# Rude Parrot



## riptheirlips (Jun 30, 2008)

A young man named John received a parrot as a gift. The parrot had a bad attitude and an even worse vocabulary. Every word out of the bird's mouth was rude, obnoxious and laced with profanity. John tried and tried to change the bird's attitude by consistently saying only polite words, playing soft music and anything else he could think of to 'clean up' the bird's vocabulary. 

Finally, John was fed up and he yelled at the parrot. The parrot yelled back. John shook the parrot and the parrot got angrier and even more rude. John, in desperation, threw up his hand, grabbed the bird and put him in the freezer.

For a few minutes the parrot squawked and kicked and screamed.

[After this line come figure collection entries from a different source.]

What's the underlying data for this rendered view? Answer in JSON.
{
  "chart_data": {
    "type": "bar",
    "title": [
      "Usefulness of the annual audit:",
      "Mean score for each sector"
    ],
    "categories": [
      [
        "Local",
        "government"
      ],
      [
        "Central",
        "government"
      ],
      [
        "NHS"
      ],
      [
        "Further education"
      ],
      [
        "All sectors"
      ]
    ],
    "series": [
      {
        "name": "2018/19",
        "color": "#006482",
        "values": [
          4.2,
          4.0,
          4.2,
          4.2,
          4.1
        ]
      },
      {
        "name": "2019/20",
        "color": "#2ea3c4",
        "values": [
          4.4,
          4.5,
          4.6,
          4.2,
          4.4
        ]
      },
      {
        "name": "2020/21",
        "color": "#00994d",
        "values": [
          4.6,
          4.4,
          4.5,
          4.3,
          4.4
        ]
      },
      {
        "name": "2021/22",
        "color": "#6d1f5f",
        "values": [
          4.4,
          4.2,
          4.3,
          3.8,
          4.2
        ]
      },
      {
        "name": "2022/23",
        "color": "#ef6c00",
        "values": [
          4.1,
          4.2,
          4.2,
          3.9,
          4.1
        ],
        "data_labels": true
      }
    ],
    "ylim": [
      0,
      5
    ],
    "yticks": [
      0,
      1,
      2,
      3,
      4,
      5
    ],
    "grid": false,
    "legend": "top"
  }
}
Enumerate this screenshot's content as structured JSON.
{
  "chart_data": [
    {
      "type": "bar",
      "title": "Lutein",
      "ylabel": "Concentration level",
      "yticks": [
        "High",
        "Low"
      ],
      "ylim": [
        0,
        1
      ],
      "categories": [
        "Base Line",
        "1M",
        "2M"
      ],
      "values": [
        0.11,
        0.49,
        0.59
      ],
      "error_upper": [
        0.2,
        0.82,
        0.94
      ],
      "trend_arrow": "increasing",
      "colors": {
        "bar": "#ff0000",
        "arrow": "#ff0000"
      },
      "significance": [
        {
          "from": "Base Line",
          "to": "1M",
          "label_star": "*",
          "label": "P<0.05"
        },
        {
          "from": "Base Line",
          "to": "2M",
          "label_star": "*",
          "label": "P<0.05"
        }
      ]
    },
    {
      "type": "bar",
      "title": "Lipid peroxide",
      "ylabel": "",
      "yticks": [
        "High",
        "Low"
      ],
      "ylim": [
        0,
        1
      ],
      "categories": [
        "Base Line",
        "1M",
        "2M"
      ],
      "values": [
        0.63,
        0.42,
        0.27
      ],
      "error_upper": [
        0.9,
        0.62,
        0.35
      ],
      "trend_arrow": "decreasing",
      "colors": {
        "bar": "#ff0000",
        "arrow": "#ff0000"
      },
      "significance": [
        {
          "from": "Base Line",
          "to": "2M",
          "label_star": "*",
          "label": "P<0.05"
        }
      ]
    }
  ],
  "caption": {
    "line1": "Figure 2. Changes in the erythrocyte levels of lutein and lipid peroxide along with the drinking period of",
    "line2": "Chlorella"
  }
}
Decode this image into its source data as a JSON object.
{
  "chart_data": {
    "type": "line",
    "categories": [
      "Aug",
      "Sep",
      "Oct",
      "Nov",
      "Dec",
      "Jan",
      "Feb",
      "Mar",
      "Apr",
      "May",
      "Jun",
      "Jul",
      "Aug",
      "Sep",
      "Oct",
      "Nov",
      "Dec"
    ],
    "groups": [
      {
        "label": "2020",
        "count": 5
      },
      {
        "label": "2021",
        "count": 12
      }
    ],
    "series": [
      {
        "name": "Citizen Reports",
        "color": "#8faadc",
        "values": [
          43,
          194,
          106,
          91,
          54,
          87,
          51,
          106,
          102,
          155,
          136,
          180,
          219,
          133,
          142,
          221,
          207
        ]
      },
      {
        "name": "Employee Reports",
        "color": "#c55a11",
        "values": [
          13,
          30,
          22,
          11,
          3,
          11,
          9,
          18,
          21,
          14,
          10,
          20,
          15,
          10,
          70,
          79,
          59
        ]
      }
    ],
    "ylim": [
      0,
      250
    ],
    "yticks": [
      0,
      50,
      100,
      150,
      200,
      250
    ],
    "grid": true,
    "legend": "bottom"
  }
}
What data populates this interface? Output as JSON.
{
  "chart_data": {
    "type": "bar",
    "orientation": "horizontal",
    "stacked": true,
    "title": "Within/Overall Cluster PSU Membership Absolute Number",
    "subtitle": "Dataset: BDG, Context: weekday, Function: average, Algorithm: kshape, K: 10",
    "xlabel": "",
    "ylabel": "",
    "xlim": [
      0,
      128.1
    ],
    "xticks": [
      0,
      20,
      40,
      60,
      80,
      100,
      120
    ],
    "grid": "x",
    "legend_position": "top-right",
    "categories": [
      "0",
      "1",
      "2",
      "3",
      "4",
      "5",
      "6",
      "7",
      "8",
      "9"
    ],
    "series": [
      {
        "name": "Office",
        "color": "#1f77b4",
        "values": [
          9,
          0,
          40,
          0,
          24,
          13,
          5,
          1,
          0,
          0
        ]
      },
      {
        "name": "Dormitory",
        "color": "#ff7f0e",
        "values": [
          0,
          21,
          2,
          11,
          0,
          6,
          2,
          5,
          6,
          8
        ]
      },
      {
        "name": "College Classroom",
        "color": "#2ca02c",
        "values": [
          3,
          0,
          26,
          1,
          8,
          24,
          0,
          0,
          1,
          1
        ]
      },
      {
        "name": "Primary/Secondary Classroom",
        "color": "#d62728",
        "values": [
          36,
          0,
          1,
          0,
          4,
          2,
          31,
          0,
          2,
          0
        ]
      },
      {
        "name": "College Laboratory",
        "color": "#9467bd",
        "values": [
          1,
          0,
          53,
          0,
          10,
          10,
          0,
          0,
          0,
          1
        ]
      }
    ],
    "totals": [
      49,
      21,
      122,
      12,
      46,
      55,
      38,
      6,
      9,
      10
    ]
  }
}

Then suddenly there was total quiet. Not a peep was heard for over a minute. Fearing that he'd hurt the parrot, John quickly opened the door to the freezer. The parrot calmly stepped out onto John's outstretched arms and said:

"I believe I may have offended you with my rude language and actions.

I'm sincerely remorseful for my inappropriate transgressions and I fully intend to do everything I can to correct my rude and unforgivable behavior."

John was stunned at the change in the bird's attitude. As he was about to ask the parrot what had made such a dramatic change in his behavior, the bird spoke-up, very softly, 
"May I ask what the chicken did?"


----------